The correct answer is $\boxed{{A}{e^{ – B{f^2}}}}$.
The Fourier Transform of a function $x(t)$ is defined as:
$$X(f) = \int_{-\infty}^{\infty} x(t) e^{-j2\pi ft} dt$$
In this case, $x(t) = {e^{ – 3{t^2}}}$. Substituting this into the Fourier Transform formula, we get:
$$X(f) = \int_{-\infty}^{\infty} {e^{ – 3{t^2}}} e^{-j2\pi ft} dt$$
We can use the following identity to evaluate this integral:
$$\int_{-\infty}^{\infty} {e^{ – a{t^2}}} e^{-j2\pi ft} dt = \sqrt{\frac{\pi}{a}} e^{-B{f^2}}$$
where $B = \frac{2\pi}{a}$.
Substituting this into the Fourier Transform formula, we get:
$$X(f) = \sqrt{\frac{\pi}{3}} e^{-B{f^2}}$$
Therefore, the Fourier Transform of the signal $x(t) = {e^{ – 3{t^2}}}$ is of the form ${A}{e^{ – B{f^2}}}$, where $A = \sqrt{\frac{\pi}{3}}$.

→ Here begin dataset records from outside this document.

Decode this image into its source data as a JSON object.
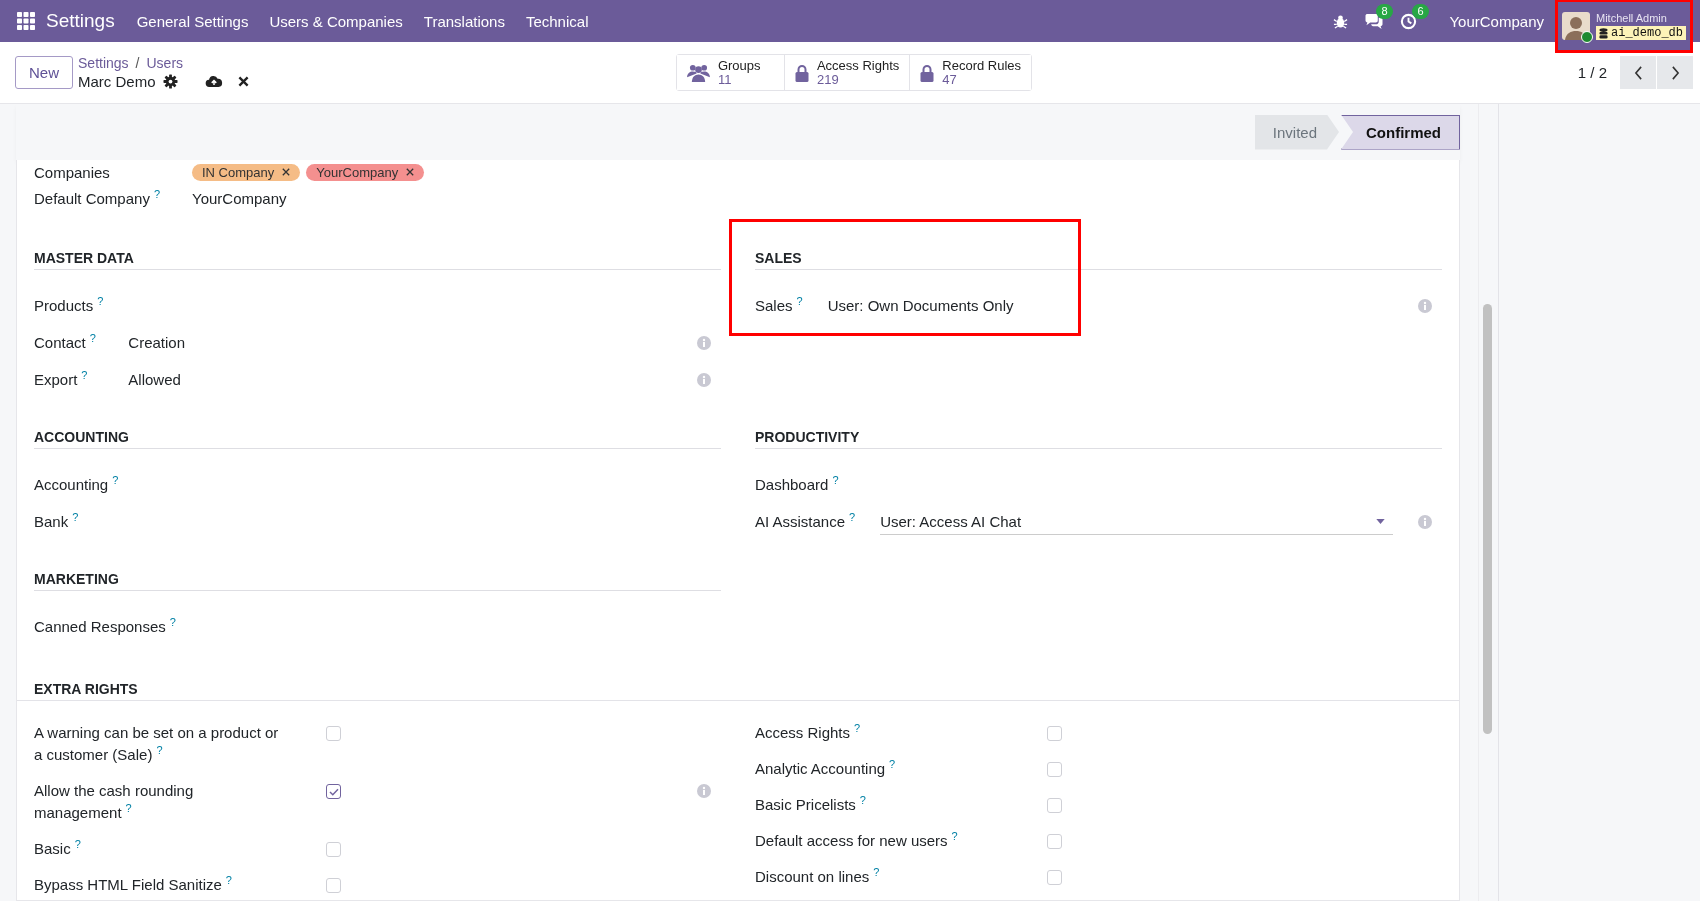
{
  "navbar": {
    "app_title": "Settings",
    "menu": [
      "General Settings",
      "Users & Companies",
      "Translations",
      "Technical"
    ],
    "messages_count": "8",
    "activities_count": "6",
    "company": "YourCompany",
    "user": {
      "name": "Mitchell Admin",
      "database": "ai_demo_db",
      "highlighted": true
    }
  },
  "control_panel": {
    "new_button": "New",
    "breadcrumbs": [
      "Settings",
      "Users"
    ],
    "breadcrumb_separator": "/",
    "record_title": "Marc Demo",
    "pager": "1 / 2",
    "smart_buttons": [
      {
        "kind": "groups",
        "label": "Groups",
        "count": "11"
      },
      {
        "kind": "lock",
        "label": "Access Rights",
        "count": "219"
      },
      {
        "kind": "lock",
        "label": "Record Rules",
        "count": "47"
      }
    ]
  },
  "status_bar": {
    "stages": [
      {
        "label": "Invited",
        "selected": false
      },
      {
        "label": "Confirmed",
        "selected": true
      }
    ]
  },
  "companies": {
    "label": "Companies",
    "tags": [
      {
        "label": "IN Company",
        "color": "#f5bc86"
      },
      {
        "label": "YourCompany",
        "color": "#f4908f"
      }
    ]
  },
  "default_company": {
    "label": "Default Company",
    "help": "?",
    "value": "YourCompany"
  },
  "section_rows": [
    [
      {
        "title": "MASTER DATA",
        "highlighted": false,
        "fields": [
          {
            "label": "Products",
            "help": "?",
            "kind": "empty",
            "info": false
          },
          {
            "label": "Contact",
            "help": "?",
            "kind": "text",
            "value": "Creation",
            "info": true
          },
          {
            "label": "Export",
            "help": "?",
            "kind": "text",
            "value": "Allowed",
            "info": true
          }
        ]
      },
      {
        "title": "SALES",
        "highlighted": true,
        "fields": [
          {
            "label": "Sales",
            "help": "?",
            "kind": "text",
            "value": "User: Own Documents Only",
            "info": true
          }
        ]
      }
    ],
    [
      {
        "title": "ACCOUNTING",
        "highlighted": false,
        "fields": [
          {
            "label": "Accounting",
            "help": "?",
            "kind": "empty",
            "info": false
          },
          {
            "label": "Bank",
            "help": "?",
            "kind": "empty",
            "info": false
          }
        ]
      },
      {
        "title": "PRODUCTIVITY",
        "highlighted": false,
        "fields": [
          {
            "label": "Dashboard",
            "help": "?",
            "kind": "empty",
            "info": false
          },
          {
            "label": "AI Assistance",
            "help": "?",
            "kind": "select",
            "value": "User: Access AI Chat",
            "info": true
          }
        ]
      }
    ],
    [
      {
        "title": "MARKETING",
        "highlighted": false,
        "fields": [
          {
            "label": "Canned Responses",
            "help": "?",
            "kind": "empty",
            "info": false
          }
        ]
      }
    ]
  ],
  "extra_rights": {
    "title": "EXTRA RIGHTS",
    "columns": [
      [
        {
          "label": "A warning can be set on a product or a customer (Sale)",
          "help": "?",
          "checked": false,
          "info": false
        },
        {
          "label": "Allow the cash rounding management",
          "help": "?",
          "checked": true,
          "info": true
        },
        {
          "label": "Basic",
          "help": "?",
          "checked": false,
          "info": false
        },
        {
          "label": "Bypass HTML Field Sanitize",
          "help": "?",
          "checked": false,
          "info": false
        }
      ],
      [
        {
          "label": "Access Rights",
          "help": "?",
          "checked": false,
          "info": false
        },
        {
          "label": "Analytic Accounting",
          "help": "?",
          "checked": false,
          "info": false
        },
        {
          "label": "Basic Pricelists",
          "help": "?",
          "checked": false,
          "info": false
        },
        {
          "label": "Default access for new users",
          "help": "?",
          "checked": false,
          "info": false
        },
        {
          "label": "Discount on lines",
          "help": "?",
          "checked": false,
          "info": false
        }
      ]
    ]
  }
}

Option A is incorrect because it does not include the factor of $\sqrt{\frac{\pi}{3}}$.
Option B is incorrect because it does not include the factor of $e^{-Bt^2}$.
Option C is incorrect because it is not a Fourier Transform.
Option D is incorrect because it does not include the factor of $e^{-Bt^2}$.